Kerajaan Aceh telah menyadari bahwa Belanda yang sudah lebih dua setengah abad (lebih 250 tahun) menguasai/menjajah nusantara, lambat laun pasti akan menyerang Aceh. Satu-satunya Kerajaan di nusantara yang masih merdeka. Belanda tidak bisa menyerang Aceh karena Kerajaan Aceh terikat perjanjian kerja sama dengan Kerajaan Inggris. Perjanjan itu dikenal sebagai “Traktrat London”.
Meski demikian, pasca dibukanya Terusan Suez, keberadaan Selat Malaka menjadi jalur perdagangan dunia yang paling sibuk. Kerajaan Aceh yang berada di pintu masuk Selat Malaka di sebelah barat memegang peranan penting perdagangan dunia masa itu. Pelabuhan-pelabuhan di sepanjang pesisir Aceh ramai disinggahi kapal dari Amerika dan Eropa.
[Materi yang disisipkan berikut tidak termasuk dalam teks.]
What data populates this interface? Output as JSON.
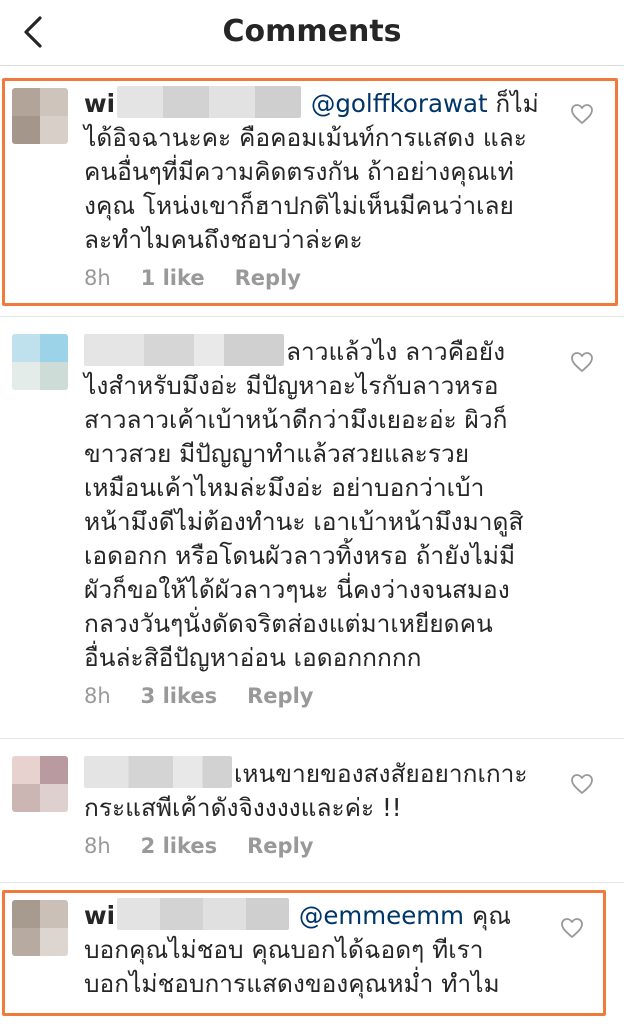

Belanda dengan VOC-nya yang ingin memonopoli perdagangan, berusaha memprovokasi Kerajaan Aceh di Selat Malaka, citra Aceh di mata internasional ingin diperburuk, seolah Aceh tidak mampu menjamin keamanan di Selat Malaka. Namun provokasi-provokasi Belanda itu tidak berhasil.
Belanda akhirnya melobi Inggris untuk membuat perjanjian yang dikenal dengan “Traktat Sumatera” yang isinya Inggris seolah-olah Inggris telah secara sepihak mengesampingkan “Traktrat London”. Berbekal perjanjian itu Belanda kemudian mencari cara untuk memerangi Aceh.
Menyadari langkah Inggris dan Belanda itu, ketika Kerajaan Aceh hendak diperang oleh Belanda, Sulthan Aceh membentuk kabinet perang, dan mengangkat Tuanku Hasyim Banta Muda sebagai Panglima Tertinggi Angkatan Perang Aceh.
Untuk menghadapi serangan Belanda, Tuanku Hasyim Banta Muda memperkuat benteng pertahanannya. 15.000 pucuk senapan dan mesiu didatangkan dari Penang. Senjata-senjata itu dibeli secara barter dengan rempah-rempah dari hasil perkebunan yang dibangunnya.
Dan agresi militer pertama Belanda ke Aceh pada 26 Maret 1873 gagal total, Panglima Perang Belanda, Mayor Jendral JHR Kohler tewas ditembak pejuang Aceh di halaman Masjid Raya Baiturrahman Banda Aceh.
Kekalahan Belanda pada agresi pertama itu, membuat berang Kerajaan Belanda. Pengalaman mereka selama 250 tahun menjajah nusantara, sama sekali tak berarti apa-apa ketika berhadapan dengan Aceh. Kemudian Belanda datang lagi dengan agresi militer kedua ke Aceh, dengan jumlah pasukan dan kapal perang yang lebih banyak. Dan sejak saat itu Belanda terus menghadapi peperangan yang melelahkan selama 69 tahun di Aceh.